• How to Write Higher Level Thinking Questions:
     
    Ask questions about the reasons behind a character’s statements, actions, or thoughts. 
     (e.g. Why does the ogre’s wife want to keep Jack from being eaten?) 
    Ask questions about words or phrases the author seems to use in an important way. 
    (e.g. Why does Jack answer the old man’s question, “Two in each hand and one in my mouth”?, 
    The author says Jack was “not content.” Why isn’t Jack content even though he has riches to last a 
    lifetime?) 
    • Ask questions that connect passages, characters, incidents, or ideas. 
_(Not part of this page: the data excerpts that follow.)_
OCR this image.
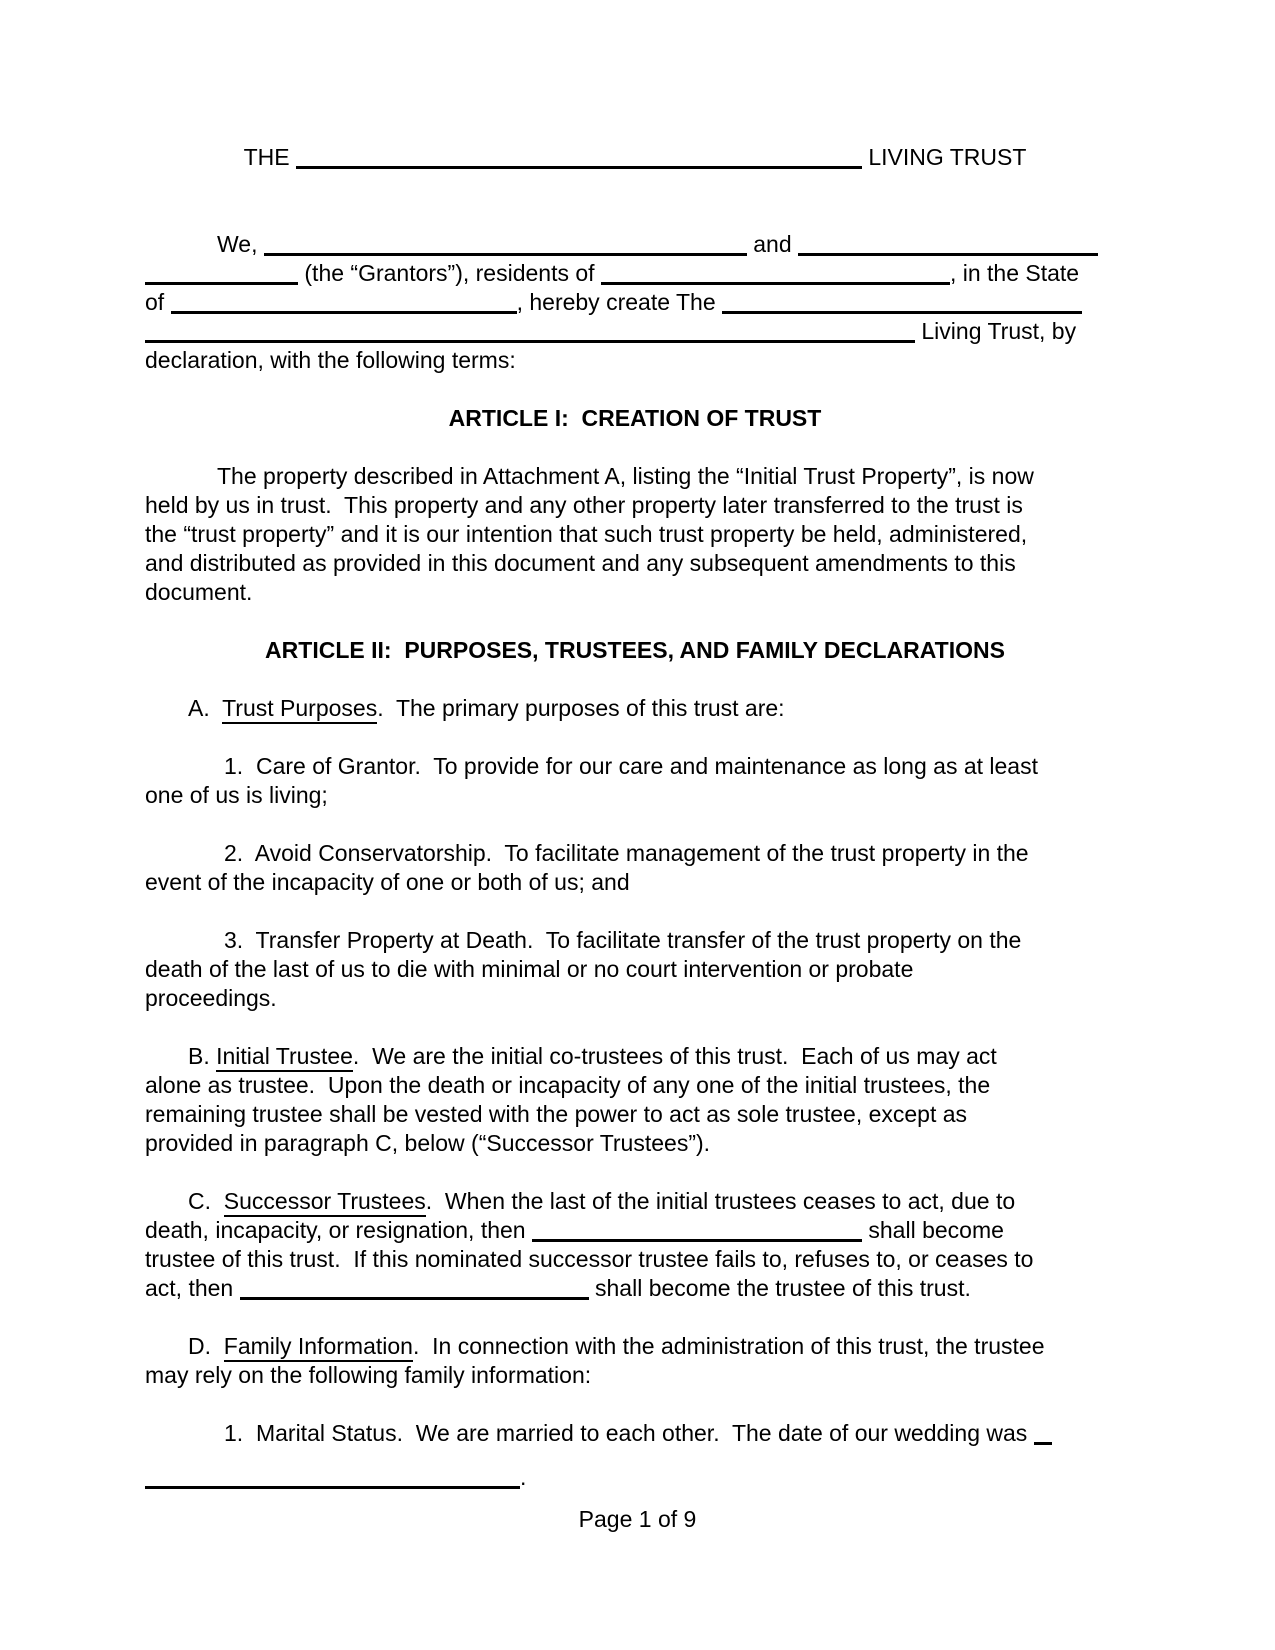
THE	LIVING TRUST
We,	and
(the “Grantors”), residents of	, in the State
of	, hereby create The
Living Trust, by
declaration, with the following terms:
ARTICLE I:  CREATION OF TRUST
The property described in Attachment A, listing the “Initial Trust Property”, is now
held by us in trust.  This property and any other property later transferred to the trust is
the “trust property” and it is our intention that such trust property be held, administered,
and distributed as provided in this document and any subsequent amendments to this
document.
ARTICLE II:  PURPOSES, TRUSTEES, AND FAMILY DECLARATIONS
A.  Trust Purposes.  The primary purposes of this trust are:
1.  Care of Grantor.  To provide for our care and maintenance as long as at least
one of us is living;
2.  Avoid Conservatorship.  To facilitate management of the trust property in the
event of the incapacity of one or both of us; and
3.  Transfer Property at Death.  To facilitate transfer of the trust property on the
death of the last of us to die with minimal or no court intervention or probate
proceedings.
B. Initial Trustee.  We are the initial co-trustees of this trust.  Each of us may act
alone as trustee.  Upon the death or incapacity of any one of the initial trustees, the
remaining trustee shall be vested with the power to act as sole trustee, except as
provided in paragraph C, below (“Successor Trustees”).
C.  Successor Trustees.  When the last of the initial trustees ceases to act, due to
death, incapacity, or resignation, then	shall become
trustee of this trust.  If this nominated successor trustee fails to, refuses to, or ceases to
act, then	shall become the trustee of this trust.
D.  Family Information.  In connection with the administration of this trust, the trustee
may rely on the following family information:
1.  Marital Status.  We are married to each other.  The date of our wedding was
.
Page 1 of 9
    (e.g. Why is Jack so much bolder in asking the ogre’s wife for food on his second trip than on his 
    first?) 
    Once you think you have a critical thinking question, try to answer it. Then try to come up with another 
    answer that makes sense and disagrees with your first answer. If you can come up with at least two reasonable 
    answers that disagree with each other and back them up with evidence from the story, you have a critical 
    thinking question. If you can only think of one reasonable answer, or if all of your answers can be true at the 
    same time, you may have a clarifying question. 
    Hints for Changing Factual and Evaluative Questions into Interpretive Questions: 
    If you have a question that has an obvious answer, try changing the word How or What to Why. 
    Factual: What did Jack trade for the magic beans? 
    Interpretive: Why did Jack trade Milky White for the magic beans?